La richiesta di ospitalità è sempre stata preceduta da momenti preparatori di incontro in cui vengono presentate alle comunità ospitanti le motivazioni e le modalità di questa prassi, affinché queste siano chiare e condivise, ed eventualmente anche rifiutate. La stessa mite chiarezza l’abbiamo voluta mantenere anche con le gerarchie e le istituzioni ecclesiali a cui si è comunicata l’iniziativa e con cui ci si è confrontati.

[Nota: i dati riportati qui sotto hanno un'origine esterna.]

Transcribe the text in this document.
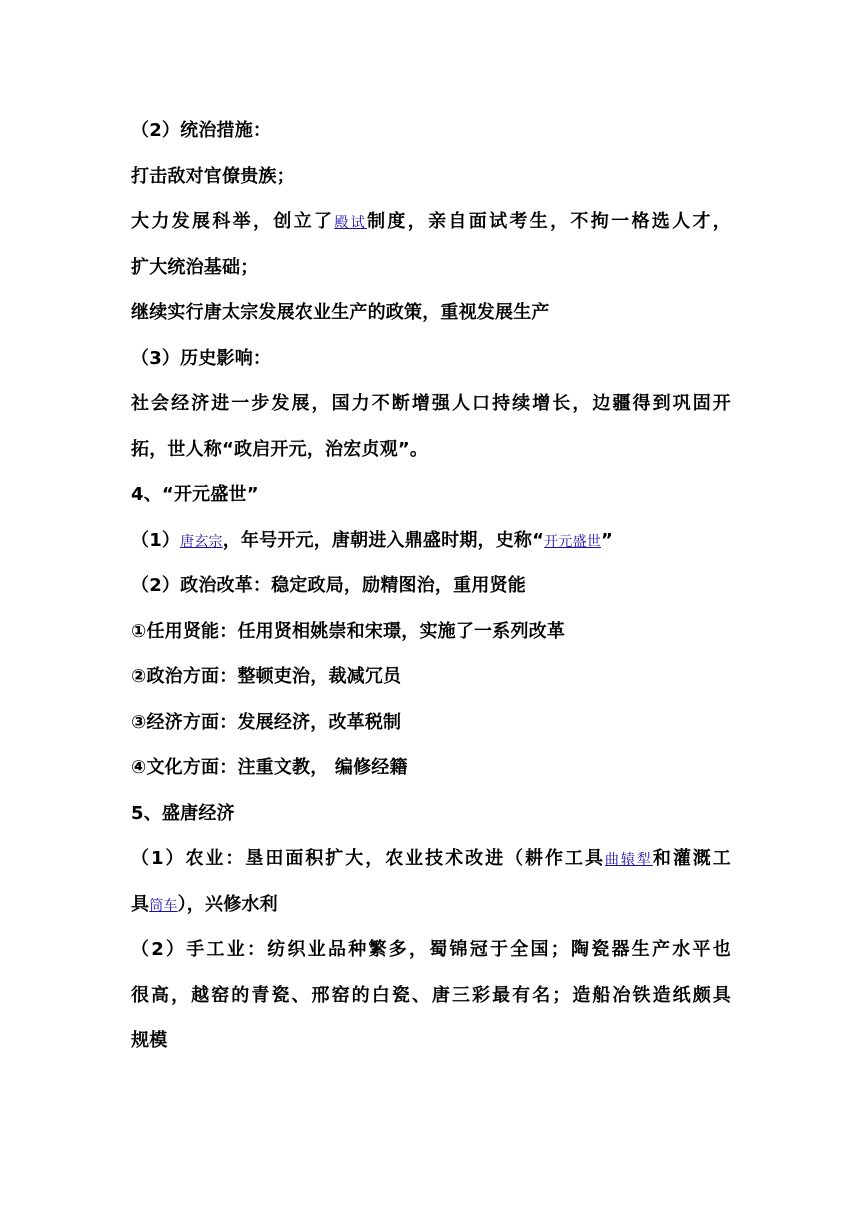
（2）统治措施：
打击敌对官僚贵族；
大力发展科举，创立了殿试制度，亲自面试考生，不拘一格选人才，
扩大统治基础；
继续实行唐太宗发展农业生产的政策，重视发展生产
（3）历史影响：
社会经济进一步发展，国力不断增强人口持续增长，边疆得到巩固开
拓，世人称“政启开元，治宏贞观”。
4、“开元盛世”
（1）唐玄宗，年号开元，唐朝进入鼎盛时期，史称“开元盛世”
（2）政治改革：稳定政局，励精图治，重用贤能
①任用贤能：任用贤相姚崇和宋璟，实施了一系列改革
②政治方面：整顿吏治，裁减冗员
③经济方面：发展经济，改革税制
④文化方面：注重文教， 编修经籍
5、盛唐经济
（1）农业：垦田面积扩大，农业技术改进（耕作工具曲辕犁和灌溉工
具筒车），兴修水利
（2）手工业：纺织业品种繁多，蜀锦冠于全国；陶瓷器生产水平也
很高，越窑的青瓷、邢窑的白瓷、唐三彩最有名；造船冶铁造纸颇具
规模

Se sul fronte evangelico non ci sono state eccezioni, su quello cattolico ci è stata ribadita, da parte del responsabile diocesano dell’ecumenismo, la non liceità, secondo l’attuale direttorio, della nostra iniziativa; tuttavia ne è stata  tollerata la prassi, mentre da parte ortodossa, pur nella comprensione dei nostri intenti, il rifiuto è stato netto. 

Tutti gli incontri (che hanno visto coinvolte finora tre comunità evangeliche battiste, tre valdesi, una luterana e cinque comunità cattoliche) sono stati caratterizzati da un profondo spirito di accoglienza e da una forte partecipazione alla liturgia: nella percezione della ricchezza della diversità, si è sperimentata l’unità di un unico Corpo, che discende dall’essersi cibati di un unico Pane (1 Cor 10,17).

Va detto però che il cammino negli anni ha fatto emergere due criticità diametralmente opposte. Da parte evangelica infatti, se da un lato non ci sono problemi nell’accogliere credenti cattolici ai propri culti, dall’altra difficilmente altri membri di chiesa, oltre a quelli impegnati nel gruppo, partecipano alle ospitalità presso comunità cattoliche, vuoi perché non amano rinunciare al culto presso la propria chiesa, vuoi perché trovano più difficoltà ad accettare le modalità del rito cattolico, dal quale in molti casi, nella loro storia personale, si sono allontanati. Da parte cattolica invece, se da un lato un certo numero di persone, una volta sperimentata l’ospitalità presso la loro comunità, si è aggregato al gruppo itinerante, dall’altro molte realtà, soprattutto parrocchiali, non se la sono sentita di aprirsi all’ospitalità, frenati dalla preoccupazione pastorale di non comprensione da parte dei loro fedeli, ma soprattutto dalla necessità di non disattendere alle indicazioni della gerarchia su tale argomento.

Nonostante ciò il gruppo continua, con mitezza e senza sentimenti di rottura, ma con ferma speranza nel cambiamento possibile, a presentare l’iniziativa in altri ambiti, anche nella consapevolezza che forse il Signore molte volte sia piuttosto fuori che dentro alla porta delle nostre chiese: «Ecco io sto alla porta e busso. Se qualcuno ascolta la mia voce e mi apre la porta, io verro a lui, cenerò con lui ed egli con me» (Ap 3,20).